Lou quitte Wim avec un goût amer. Dans le monde d’après l’effondrement, existe-t-il un seul endroit épargné par l’horreur ? Son dernier espoir, comme pour Amir, Cesaria et Maria : la Douceur. Lou ne sait pas encore à quel point la route pour l’atteindre sera longue. Au même moment, dans la Douceur qui prospère depuis quatorze années, trois musiciens jouent pour la première fois la Mélodie. Cet air semble avoir un mystérieux effet sur les Cybs, mais permettra-t-il d’éviter le pire ? Car, tandis que Lou s’approche de son ultime étape, le danger qui menace d’anéantir la Douceur s’épaissit comme une ombre…

 

Ce que j’en pense

J’avais lu avec un immense plaisir et en enchaînant les deux volumes Le Grand effondrement (tome 1) et La communauté (tome 2). Le plaisir allait même croissant, car le début du Grand Effondrement avait suscité quelques réserves, un mélange de déjà-vu (mais je lis beaucoup de dystopies pour adolescents) et de discours un peu convenu sur notre monde tel qu’il va, c’est-à-dire à sa perte. N’allez pas croire que cela avait gâché mon plaisir, car il y a une différence de taille entre le tout-venant de la littérature pour ados et Jérôme Leroy : une écriture. Quoi qu’il en soit, ce sentiment s’était vite estompé. Lorsque La Bataille de la Douceur, le tome 3, est paru, je me suis précipitée, mais je l’ai gardé « en réserve », je fais souvent cela avec les livres dont j’attends impatiemment la sortie (oui je suis un peu bizarre). La semaine dernière, j’ai saisi ce volume, comme ça, juste pour en lire quelques pages, et avant d’avoir le temps de m’en rendre compte, j’en avais dévoré une centaine. Telle est la première chose à dire : Lou après tout est un sacré « page turner » comme on dit, une trilogie qui se dévore, que l’on n’a pas envie de quitter, et cela me semble important quand on écrit pour un lectorat jeune. 

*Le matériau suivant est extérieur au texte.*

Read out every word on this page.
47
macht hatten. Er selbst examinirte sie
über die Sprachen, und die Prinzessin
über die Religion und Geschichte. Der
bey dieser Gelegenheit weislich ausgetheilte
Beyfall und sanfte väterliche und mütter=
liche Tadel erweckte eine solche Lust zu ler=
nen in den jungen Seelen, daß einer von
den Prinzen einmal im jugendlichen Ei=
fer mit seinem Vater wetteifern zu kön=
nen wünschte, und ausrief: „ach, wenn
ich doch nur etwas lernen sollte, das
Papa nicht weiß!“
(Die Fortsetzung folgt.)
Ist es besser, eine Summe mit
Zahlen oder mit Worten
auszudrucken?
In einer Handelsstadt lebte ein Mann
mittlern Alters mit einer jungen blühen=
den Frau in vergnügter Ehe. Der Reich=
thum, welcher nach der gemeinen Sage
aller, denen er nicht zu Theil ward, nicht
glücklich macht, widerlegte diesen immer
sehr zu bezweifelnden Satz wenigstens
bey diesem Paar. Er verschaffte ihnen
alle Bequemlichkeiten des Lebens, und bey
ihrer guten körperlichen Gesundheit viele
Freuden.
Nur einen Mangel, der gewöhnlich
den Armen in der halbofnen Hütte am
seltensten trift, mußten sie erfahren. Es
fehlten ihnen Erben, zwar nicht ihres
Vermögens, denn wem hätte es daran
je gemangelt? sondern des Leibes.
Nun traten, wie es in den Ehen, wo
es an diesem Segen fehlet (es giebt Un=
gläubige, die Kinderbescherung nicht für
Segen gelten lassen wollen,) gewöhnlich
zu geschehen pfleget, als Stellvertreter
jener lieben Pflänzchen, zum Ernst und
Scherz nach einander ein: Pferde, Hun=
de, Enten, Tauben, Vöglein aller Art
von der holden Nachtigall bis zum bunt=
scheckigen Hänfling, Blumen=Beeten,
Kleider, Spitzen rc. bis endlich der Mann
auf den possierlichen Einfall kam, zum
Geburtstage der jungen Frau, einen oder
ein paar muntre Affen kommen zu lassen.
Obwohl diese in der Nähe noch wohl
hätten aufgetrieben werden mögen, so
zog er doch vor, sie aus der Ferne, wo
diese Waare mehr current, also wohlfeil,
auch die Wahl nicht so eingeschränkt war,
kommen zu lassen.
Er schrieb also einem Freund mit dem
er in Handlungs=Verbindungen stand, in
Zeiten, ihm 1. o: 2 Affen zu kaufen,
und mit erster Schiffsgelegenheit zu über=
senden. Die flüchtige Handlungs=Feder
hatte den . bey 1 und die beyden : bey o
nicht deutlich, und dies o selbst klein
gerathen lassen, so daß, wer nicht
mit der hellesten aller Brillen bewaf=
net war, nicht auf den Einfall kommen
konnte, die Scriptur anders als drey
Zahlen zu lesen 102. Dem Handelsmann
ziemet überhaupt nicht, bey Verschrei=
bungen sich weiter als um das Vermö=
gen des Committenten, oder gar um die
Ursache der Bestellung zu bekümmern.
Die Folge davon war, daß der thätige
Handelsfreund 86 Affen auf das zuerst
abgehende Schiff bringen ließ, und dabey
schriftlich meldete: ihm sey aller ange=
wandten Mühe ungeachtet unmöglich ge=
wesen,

Jérôme Leroy met en avant, dans ce troisième tome, la puissance de la fiction et du récit, anthropologiquement nécessaires, si vous me pardonnez cette approximation pédante, pour l’humanité. Lou est ici conteuse, elle consigne par écrit son itinéraire, pour les générations futures de la Douceur. Le récit manie aussi, très explicitement, les contes qui ont façonné nos imaginaires, leur redonne vie : en premier lieu celui du Joueur de flûte de Hamelin. Apollinaire est encore et toujours l’ombre bienveillante de Lou après tout. La musique et la poésie sont des éléments essentiels du salut de l’humanité, et il est bon de le rappeler en ce moment. Citations et références émaillent le récit, l’illuminent, et c’est beau. 

Je pourrais vous dire aussi qu'en tant que Limousine, je suis sensible à l’évocation des paysages de ma région, mais à dire vrai, l’urbaine que je suis, qui ne goûte guère les joies de la campagne, a été aussi sensible à l’évocation de la côte d’Opale, dont j’ai un souvenir émerveillé, qu’à ceux des paysages vallonnés et marqués par les eaux de « mon pays ». 

Ce que je voudrais souligner pour vous convaincre de vous plonger dans Lou après tout, quel que soit votre âge, c’est le fait que cette trilogie jeunesse, après Macha ou l’évasion, est une pierre de plus dans une œuvre qui se construit, avec une superbe cohérence. De roman en roman (il faudrait que je me plonge dans la poésie de Jérôme Leroy), l’auteur bâtit une vision du monde puissante et poétique, où le désenchantement le dispute à l’espoir, où la poésie bataille contre la laideur, avec des résonances entre les romans « pour adultes », les romans noirs et les romans jeunesse. Je vous avais dit à quel point Un peu tard dans la saison m’avait bouleversée. Il y a chez Jérôme Leroy une vision du monde, empreinte de nostalgie et de poésie, qui m’étreint le cœur. 

Lisez, offrez Lou après tout, ne vous arrêtez pas aux couvertures (de mon point de vue très très moches) : dedans il y a du Jérôme Leroy, c’est-à-dire une beauté à pleurer, littéralement.

 

Jérôme Leroy, Lou après tout, 3. La bataille de la Douceur, Syros, 2020.